Шрифт:
МАТВЕЙ. 02.27. Кто бы мне подрочил.
АНДРЕЙ. 02.27. Я.
МАТВЕЙ. 02.27. Ты назвал меня своим боем. Мне приятно. Не так грустно.
АНДРЕЙ. 02.27. Почему тебе грустно?
МАТВЕЙ. 02.28. (мем с Леонардо ДиКаприо в фильме «Джанго освобожденный» и подписью «А хуй его знает?»).
МАТВЕЙ. 02.29.
Стипуху задерживают. Людей на митингах задерживают. Вахтерши на вахте задерживают. Преподаватели после пары задерживают. Друзья возврат долгов задерживают. Конец пандемии задерживают. Будущее задерживают.
Я опубликовал стихотворение на странице. На следующий день он написал мне.
МАТВЕЙ. 10.28. Андрей?
АНДРЕЙ. 10.28. Тут.
МАТВЕЙ. 10.29. Я хочу кое-что сказать.
АНДРЕЙ. 10.29. Говори.
МАТВЕЙ. 10.29. ? ??? ????
МАТВЕЙ. 10.29. Это слоговая азбука чероки.
МАТВЕЙ. 10.29. Не могу прямо сказать. Открой википедию.
МАТВЕЙ. 10.29. Эта идея пришла мне в долине Чероки.
Я открыл статью про азбуку чероки и расшифровал, что там написано «Я лудлу Андэя». Я ответил «? ??? ???» — «Я лудлу Матэвэя». Он поставил это в статус, я тоже.
МАТВЕЙ. 10.45. Блин. Ты опубликовал.
АНДРЕЙ. 10.45. А что?
МАТВЕЙ. 10.45. Ты в курсе, что наши соцсети проверяют?
МАТВЕЙ. 10.45 И потом шьют экстремизм.
МАТВЕЙ.10.45. И наших отчисляют, если они говорят, что им что-то не нравится?
МАТВЕЙ. 10.45. Удали текст. Он хороший, но нет. Накликаешь.
МАТВЕЙ. 10.45. Универы стали казармой.
АНДРЕЙ. 10.46. Оставлю. Ты преувеличиваешь страхи.
АНДРЕЙ. 10.46. Это моя страница. Там нет ничего такого.
МАТВЕЙ. 10.46. Как знаешь.
МАТВЕЙ. 10.46. Если тебя посадят, я буду сдавать кровь и приносить тебе KFC.
АНДРЕЙ. 10.46. Не болтай.
МАТВЕЙ. 10.46. Лан. Не думай что я трус.
МАТВЕЙ. 10.46. Я просто реально переживаю.
ГЛАВА 4
Мать наказала мне приезжать каждые свободные дни в Тольятти и продавать наше имущество. Таких дней было много, потому что учеба почти закончилась. Мэт тоже много времени проводил в Тольятти, потому что так нам было дешевле.
Лишь однажды Матвей пригласил меня к себе домой. Я сказал, что принесу ему книжку Нила Геймана и сказал, что он очень классный автор и должен ему понравиться.
— Хорошо, — сказал Матвей, — а я покажу тебе сковородку из чайника.
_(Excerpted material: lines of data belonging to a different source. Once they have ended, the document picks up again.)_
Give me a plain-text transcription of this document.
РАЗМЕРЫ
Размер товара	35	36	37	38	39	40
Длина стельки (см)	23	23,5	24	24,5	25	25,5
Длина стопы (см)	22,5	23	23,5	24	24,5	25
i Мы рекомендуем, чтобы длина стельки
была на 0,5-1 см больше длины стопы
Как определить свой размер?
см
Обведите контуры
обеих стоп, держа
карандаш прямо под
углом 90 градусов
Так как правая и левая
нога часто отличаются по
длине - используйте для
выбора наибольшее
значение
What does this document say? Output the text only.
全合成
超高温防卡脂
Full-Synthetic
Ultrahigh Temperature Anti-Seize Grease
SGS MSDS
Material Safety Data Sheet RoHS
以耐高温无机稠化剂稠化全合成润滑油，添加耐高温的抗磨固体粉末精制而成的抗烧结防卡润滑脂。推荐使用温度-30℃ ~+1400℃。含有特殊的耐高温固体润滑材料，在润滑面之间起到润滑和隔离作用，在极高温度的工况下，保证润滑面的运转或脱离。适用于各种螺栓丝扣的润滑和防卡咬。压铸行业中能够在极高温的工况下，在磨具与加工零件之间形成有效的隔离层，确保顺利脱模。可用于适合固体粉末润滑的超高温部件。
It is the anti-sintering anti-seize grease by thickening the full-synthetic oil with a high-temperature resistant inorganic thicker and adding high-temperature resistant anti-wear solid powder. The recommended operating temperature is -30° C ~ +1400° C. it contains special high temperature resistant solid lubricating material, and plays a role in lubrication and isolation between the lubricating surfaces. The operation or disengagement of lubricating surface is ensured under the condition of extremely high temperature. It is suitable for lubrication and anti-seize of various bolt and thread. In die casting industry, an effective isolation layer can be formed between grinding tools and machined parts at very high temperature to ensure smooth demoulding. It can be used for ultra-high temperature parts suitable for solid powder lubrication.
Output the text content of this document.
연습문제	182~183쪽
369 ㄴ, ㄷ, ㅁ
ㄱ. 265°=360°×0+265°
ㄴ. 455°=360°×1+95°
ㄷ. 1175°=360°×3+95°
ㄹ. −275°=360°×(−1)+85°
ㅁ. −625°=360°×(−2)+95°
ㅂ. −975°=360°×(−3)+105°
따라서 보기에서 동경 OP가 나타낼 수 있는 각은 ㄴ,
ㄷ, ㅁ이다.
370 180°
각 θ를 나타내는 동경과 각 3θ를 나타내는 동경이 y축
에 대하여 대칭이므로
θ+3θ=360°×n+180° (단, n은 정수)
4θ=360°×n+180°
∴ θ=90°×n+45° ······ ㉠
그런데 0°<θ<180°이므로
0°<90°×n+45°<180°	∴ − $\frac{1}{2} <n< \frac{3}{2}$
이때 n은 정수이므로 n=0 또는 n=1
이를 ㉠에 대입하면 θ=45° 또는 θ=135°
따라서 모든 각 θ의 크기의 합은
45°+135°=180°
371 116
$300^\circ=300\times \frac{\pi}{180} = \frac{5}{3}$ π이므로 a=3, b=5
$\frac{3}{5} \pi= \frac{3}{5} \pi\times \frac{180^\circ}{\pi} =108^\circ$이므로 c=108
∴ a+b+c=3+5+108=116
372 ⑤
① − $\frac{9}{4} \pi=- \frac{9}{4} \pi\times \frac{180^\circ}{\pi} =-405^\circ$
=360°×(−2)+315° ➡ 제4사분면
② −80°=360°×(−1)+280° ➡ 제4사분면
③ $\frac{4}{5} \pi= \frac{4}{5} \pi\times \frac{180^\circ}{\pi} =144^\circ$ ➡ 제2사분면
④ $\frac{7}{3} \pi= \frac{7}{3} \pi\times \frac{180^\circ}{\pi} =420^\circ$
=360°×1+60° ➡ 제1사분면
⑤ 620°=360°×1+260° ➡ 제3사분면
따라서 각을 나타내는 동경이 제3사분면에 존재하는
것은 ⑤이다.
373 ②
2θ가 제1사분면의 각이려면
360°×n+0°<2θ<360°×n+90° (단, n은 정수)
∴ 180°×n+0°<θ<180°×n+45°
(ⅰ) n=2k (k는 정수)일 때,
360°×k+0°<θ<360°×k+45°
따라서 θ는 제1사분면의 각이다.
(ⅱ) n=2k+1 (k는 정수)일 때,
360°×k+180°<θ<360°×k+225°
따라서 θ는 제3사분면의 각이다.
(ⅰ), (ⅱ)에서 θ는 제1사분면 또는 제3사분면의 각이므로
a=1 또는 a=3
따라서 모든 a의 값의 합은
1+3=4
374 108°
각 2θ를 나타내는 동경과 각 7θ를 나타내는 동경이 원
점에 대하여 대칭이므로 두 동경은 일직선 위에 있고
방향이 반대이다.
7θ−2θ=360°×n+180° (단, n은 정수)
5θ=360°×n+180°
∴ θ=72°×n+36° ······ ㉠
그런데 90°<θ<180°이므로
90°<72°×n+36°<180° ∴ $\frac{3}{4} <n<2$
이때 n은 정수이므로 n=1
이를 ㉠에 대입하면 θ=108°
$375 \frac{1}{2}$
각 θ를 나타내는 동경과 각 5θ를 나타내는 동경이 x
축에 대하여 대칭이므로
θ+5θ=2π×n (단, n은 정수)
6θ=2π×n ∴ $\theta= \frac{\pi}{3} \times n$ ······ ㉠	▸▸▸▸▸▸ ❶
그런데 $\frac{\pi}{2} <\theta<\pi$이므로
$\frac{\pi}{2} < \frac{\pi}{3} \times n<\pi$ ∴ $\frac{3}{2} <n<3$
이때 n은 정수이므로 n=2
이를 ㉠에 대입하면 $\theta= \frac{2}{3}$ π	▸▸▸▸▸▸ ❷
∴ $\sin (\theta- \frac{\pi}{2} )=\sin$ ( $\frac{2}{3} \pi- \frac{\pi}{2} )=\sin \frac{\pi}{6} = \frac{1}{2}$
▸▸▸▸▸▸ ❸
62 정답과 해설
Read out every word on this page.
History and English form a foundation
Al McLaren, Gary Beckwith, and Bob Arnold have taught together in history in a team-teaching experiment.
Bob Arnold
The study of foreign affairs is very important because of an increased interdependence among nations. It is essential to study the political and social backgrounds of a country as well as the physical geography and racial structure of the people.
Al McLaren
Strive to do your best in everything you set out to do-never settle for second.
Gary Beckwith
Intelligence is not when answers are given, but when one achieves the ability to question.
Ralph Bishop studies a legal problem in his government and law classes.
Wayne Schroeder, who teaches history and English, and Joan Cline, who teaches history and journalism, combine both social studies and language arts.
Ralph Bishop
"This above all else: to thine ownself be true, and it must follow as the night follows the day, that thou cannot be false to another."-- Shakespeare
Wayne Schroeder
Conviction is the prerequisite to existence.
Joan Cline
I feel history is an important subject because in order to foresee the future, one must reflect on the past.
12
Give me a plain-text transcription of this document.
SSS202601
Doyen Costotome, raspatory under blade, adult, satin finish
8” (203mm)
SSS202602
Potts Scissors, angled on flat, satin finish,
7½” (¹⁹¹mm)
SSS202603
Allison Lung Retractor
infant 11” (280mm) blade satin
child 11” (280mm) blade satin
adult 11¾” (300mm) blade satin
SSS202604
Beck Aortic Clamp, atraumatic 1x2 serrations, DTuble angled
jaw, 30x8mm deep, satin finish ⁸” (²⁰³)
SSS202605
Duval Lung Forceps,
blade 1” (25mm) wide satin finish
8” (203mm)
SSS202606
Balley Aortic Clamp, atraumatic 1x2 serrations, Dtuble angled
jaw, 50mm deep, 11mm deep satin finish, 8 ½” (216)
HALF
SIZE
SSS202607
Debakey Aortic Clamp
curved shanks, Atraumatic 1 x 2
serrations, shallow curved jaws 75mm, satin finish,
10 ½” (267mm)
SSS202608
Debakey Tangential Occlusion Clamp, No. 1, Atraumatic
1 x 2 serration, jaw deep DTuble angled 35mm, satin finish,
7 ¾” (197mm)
Он разобрал электрический чайник, который треснул и протекал, присоединил ручку с выключателем ко дну, и по нажатию кнопки «сковородка» начинала нагреваться. Я попробовал пожарить на ней яйцо, но оно сгорело за десять секунд. Матвей расстроился и сказал, что как всегда сделал бесполезную хрень, а я удивился тому, как он вообще до этого додумался. Мне снова захотелось сделать что-то прикольное. Я увидел отрезанный верх железного чайника с открытой верхней крышкой, поставил его на голову Матвея, как корону, и, поддерживая обрезку рукой, сказал:
— Это корона. Мэт, нарекаю тебя королем Калифорнии, долины Чероки и административного округа города Тольятти.
— Блин, режет.
Чайник упал с головы, Мэт потёр лоб.
— Колючка-ебучка, — сказал он.
— Почему ты меня не зовешь? — спросил я его.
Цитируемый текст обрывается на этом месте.